3.      The authorial self
Menunjukkan diri itu sendiri dalam tingkat wewenang dengan tulisan yang penulis tulis.
            Dalam model interaktif sosial, makna diciptakan melalui configurationdan interaction antara reader dan writer dalam teks (Nystrand et al., 1993:299). Gagasan Bakhtin (1986) memandang bahasa sebagai dialog: percakapan antara writer dan reader dalam aktivitas yang terus menerus. Hyland (2002) menyebutkan bahwa menulis digambarkan jejak dari kegunaan sosial karena itu dihubungkan dan dibariskan dengan teks lain yang mana dibangun dan diantisipasi.
            Tulisan genre dipandang sebagai bagian dari pengulangan dan lambang situasi sosial, lebih dari bentuk khusus, dengan penulis berlatih mempertimbangkan dan kreatifitas dalam merespon kesamaan keadaan (Hyland, 2002). Salah satu metode utama mengenai hubungan antara teks dan konteks yaitu teori intelektuality. Dalam teori ini ditekankan bahwa setiap teks harus dibaca sehubungan dengan teks. Penulis selalu membaca teks pertama sebelum mereka memproduksi teks. Pengetahuan intelektual mengarahkan pembaca untuk menggunakan teks tertentu, untuk membaca beberapa makna. Semua penggunaan bahasa dianggap pasti interteks karena beberapa alasan, yaitu individu tidak menciptakan bahasa, dan makna tidak bisa ada tanpa bentuk yang sudah ada sebelumnya, konvensi dan codes. Oleh karena itu, konsep intelektuality dapat dilihat sebagai pengacu bagaimana hubungan antara teks diatur dalam membaca teks dalam keadaan tertentu.
            Kemudian, saya akan mengulas kembali sebuah artikel yang berjujdul “Speaking Truth to Power with Book” oleh Howard Zinn. Howard Zinn merupakan seorang sejarawan radikal amerikayang mana berani mencetuskan bahwa Cristoper Columbus, buka seorang hero. Melainkan, columbus merupakan seorang pembunuh dan maniak genosida yang mungkin menjadi kasus terburuk genosida yang dilakukan satu bangsa dan terhadap bangsa lain.
            Howard Zinn sebenarnya mengambil pilihan ideologis dalam menulis sejarah.

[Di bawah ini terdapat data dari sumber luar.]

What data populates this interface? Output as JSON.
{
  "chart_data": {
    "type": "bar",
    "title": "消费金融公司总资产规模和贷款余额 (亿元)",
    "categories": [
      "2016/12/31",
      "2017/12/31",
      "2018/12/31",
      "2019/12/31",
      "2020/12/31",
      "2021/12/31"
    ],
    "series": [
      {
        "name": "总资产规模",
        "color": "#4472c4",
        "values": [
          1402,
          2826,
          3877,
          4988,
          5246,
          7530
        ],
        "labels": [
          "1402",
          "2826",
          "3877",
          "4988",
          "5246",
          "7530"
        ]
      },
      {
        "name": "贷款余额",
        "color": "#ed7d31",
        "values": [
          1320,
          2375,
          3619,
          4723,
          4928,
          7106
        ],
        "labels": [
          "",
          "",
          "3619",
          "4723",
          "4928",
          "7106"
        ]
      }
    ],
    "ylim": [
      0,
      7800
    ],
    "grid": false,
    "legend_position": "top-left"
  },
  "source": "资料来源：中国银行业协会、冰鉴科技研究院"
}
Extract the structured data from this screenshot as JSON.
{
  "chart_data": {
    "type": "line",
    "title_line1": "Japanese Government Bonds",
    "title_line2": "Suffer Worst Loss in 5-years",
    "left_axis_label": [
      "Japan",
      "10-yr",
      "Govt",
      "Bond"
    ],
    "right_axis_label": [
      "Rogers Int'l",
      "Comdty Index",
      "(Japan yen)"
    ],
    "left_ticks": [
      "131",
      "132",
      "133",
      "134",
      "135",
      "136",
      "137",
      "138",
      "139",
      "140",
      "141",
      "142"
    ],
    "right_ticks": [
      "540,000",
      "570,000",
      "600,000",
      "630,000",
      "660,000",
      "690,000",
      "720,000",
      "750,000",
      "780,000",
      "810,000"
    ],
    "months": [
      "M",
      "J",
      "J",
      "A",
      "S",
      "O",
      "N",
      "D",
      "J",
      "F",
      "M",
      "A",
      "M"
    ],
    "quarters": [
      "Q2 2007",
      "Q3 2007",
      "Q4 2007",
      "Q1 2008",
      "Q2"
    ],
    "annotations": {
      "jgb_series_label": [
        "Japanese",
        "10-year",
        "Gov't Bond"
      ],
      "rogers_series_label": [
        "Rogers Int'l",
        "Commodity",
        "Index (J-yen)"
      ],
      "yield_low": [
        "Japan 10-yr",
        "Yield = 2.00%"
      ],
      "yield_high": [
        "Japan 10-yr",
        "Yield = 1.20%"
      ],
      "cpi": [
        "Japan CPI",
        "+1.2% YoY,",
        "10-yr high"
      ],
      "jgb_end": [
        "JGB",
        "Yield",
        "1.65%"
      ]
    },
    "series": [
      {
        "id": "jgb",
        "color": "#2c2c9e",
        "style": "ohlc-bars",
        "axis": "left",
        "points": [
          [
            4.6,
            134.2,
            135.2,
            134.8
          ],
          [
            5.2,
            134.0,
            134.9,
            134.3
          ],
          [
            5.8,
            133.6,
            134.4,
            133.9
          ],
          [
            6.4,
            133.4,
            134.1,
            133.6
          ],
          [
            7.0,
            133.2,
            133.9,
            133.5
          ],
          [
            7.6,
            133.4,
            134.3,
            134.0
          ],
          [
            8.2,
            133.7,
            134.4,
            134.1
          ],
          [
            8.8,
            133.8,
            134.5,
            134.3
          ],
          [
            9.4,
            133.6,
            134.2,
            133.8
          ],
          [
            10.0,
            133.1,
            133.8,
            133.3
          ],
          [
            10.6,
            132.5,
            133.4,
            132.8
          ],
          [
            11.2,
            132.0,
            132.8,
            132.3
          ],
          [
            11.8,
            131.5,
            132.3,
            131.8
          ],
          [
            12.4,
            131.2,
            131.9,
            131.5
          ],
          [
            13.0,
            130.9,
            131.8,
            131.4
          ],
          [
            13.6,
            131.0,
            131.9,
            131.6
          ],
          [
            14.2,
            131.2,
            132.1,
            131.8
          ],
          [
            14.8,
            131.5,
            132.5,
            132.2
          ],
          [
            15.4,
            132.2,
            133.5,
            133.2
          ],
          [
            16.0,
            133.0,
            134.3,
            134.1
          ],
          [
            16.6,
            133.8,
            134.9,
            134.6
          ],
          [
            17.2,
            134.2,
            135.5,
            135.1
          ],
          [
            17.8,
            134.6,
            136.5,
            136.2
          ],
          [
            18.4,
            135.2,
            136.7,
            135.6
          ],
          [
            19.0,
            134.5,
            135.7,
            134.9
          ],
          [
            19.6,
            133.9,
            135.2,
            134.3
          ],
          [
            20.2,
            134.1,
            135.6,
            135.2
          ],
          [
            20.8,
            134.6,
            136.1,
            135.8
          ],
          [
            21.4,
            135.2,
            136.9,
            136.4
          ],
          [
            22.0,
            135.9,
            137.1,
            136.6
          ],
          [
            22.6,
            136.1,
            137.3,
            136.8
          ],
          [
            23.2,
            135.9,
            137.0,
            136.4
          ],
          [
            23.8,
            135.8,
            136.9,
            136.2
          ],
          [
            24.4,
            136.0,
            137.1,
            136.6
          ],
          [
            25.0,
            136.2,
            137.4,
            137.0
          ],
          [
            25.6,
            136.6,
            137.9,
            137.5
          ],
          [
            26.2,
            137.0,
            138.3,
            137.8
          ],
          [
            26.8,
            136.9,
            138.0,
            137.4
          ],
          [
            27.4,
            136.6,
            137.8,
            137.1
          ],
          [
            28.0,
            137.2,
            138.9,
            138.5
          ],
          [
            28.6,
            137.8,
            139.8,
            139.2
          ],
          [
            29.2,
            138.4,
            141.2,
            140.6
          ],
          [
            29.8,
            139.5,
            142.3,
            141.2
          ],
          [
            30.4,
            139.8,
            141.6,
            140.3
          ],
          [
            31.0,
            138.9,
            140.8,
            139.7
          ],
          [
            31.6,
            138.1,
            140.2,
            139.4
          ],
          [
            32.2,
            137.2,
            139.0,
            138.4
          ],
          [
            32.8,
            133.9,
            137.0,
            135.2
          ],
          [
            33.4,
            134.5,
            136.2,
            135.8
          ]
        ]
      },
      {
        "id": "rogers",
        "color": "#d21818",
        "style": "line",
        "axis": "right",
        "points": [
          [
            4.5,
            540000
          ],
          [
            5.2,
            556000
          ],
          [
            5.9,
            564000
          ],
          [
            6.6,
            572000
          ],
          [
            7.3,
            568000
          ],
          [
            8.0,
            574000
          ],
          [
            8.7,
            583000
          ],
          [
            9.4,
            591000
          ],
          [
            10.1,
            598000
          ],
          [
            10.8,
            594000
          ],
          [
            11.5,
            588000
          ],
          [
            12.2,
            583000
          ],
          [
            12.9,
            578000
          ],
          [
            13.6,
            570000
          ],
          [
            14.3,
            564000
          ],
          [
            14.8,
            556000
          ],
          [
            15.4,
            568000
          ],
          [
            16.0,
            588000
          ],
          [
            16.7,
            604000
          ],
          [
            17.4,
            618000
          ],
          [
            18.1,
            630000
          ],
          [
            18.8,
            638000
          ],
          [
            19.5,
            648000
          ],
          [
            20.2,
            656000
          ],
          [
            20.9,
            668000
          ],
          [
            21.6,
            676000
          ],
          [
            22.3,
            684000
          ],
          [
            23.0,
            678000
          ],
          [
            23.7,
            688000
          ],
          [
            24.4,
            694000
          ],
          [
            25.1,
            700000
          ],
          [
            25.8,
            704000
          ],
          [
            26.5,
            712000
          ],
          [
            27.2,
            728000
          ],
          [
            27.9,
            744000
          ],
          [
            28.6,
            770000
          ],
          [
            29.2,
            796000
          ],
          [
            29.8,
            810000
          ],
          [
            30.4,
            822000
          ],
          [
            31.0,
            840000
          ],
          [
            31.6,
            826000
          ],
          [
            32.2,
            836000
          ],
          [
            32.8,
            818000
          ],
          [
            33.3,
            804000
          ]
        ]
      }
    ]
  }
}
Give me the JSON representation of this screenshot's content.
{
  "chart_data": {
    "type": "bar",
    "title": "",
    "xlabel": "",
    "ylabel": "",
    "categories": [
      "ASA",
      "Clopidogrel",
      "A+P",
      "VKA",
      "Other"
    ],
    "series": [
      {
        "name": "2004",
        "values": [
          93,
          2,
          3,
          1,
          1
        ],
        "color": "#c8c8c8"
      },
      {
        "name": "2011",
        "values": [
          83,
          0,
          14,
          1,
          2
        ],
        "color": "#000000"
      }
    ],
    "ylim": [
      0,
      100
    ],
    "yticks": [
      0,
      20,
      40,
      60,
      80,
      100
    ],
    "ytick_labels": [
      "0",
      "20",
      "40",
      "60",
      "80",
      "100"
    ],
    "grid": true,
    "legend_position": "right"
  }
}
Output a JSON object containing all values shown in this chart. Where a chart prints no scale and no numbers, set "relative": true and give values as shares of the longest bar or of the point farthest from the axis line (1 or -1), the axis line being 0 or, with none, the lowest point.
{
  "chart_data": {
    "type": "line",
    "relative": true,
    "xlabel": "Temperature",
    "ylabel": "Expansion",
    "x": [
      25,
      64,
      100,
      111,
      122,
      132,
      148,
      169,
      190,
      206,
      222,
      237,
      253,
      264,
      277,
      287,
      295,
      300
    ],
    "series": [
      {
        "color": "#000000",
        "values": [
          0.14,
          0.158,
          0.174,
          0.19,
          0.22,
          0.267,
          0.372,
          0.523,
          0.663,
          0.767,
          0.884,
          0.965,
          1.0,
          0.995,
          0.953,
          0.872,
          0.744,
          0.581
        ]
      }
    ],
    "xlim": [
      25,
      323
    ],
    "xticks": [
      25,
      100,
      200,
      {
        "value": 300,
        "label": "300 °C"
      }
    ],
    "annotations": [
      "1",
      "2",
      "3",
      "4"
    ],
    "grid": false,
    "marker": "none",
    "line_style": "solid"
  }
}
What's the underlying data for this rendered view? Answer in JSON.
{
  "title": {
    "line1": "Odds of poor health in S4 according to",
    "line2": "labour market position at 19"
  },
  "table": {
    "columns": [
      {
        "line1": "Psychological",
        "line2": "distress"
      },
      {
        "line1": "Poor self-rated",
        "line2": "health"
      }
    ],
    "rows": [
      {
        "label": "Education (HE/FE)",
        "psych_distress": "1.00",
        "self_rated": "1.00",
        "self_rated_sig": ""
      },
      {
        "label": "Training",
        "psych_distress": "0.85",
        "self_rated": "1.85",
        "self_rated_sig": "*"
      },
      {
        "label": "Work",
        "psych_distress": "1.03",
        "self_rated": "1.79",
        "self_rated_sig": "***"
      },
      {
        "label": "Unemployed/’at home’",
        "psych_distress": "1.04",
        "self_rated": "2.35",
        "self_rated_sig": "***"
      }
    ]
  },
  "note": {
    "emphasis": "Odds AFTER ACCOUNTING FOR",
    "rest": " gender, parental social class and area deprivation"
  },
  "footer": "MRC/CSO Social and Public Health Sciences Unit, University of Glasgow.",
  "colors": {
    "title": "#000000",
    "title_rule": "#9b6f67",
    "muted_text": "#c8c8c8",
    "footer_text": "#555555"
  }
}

Sehingga, ia menekankan fakta-fakta yang ia sukai dan melewatkan yang lain. Dalam artikelnya pun, Zinn hanya menyatakan kebusukan Columbus tanpa memberikan penjelasan yang kuat mengenai Columbus.
            Jika dilihat dari artikel Howard Zinn, itu memunculkan keterkaitan antara literasi dan sejarah. Ketika berbicara mengenai Zinn pasti berbicara tentang hystori. Literasi itu sebagai sosial praktik. Purwanto (2006:3-4) menjelaskan bahwa sejarah sebagai sebuah pengetahuan sangat bergantung pada wacana dan bentuk representasi antar teks pada konteks sosial dan institusional yang lebih luas di dalam atau melalui bahasa, karena realitas objek masa lalu telah berjarak dengan sejarah sebagai ilmu.
            Persinggungan antara sastra dan sejarah memang tidak bisa dielak karena memiliki medan yang sama. Sehingga, literasi dan sejarah saling berkaitan satu sama lain, karena hanya orang-orang yang berkiterasi lah yang dapat membuat sejarah. Hal ini karena sejarah tidak luput dari sastra dan mereka berada pada tataran yang sama.
            Jadi, Key issues yang erpengaruh dalam memahami writing yaitu context, literasi, culture, technology, genre dan identity. Konteks muncul disekitar teks yang mana konteks merupakan konsepsi/gagasan partisipan/ pembaca ketika membaca. Kemudian hubungan antara sejarah dan literasi yaitu sejarah tidak luput dari kegiatan literasi yang mana sastra dan sejarah tidak bisa dielak karena memiliki medan yang sama. Hanya orang literasi lah yang dapat membuat sejarah.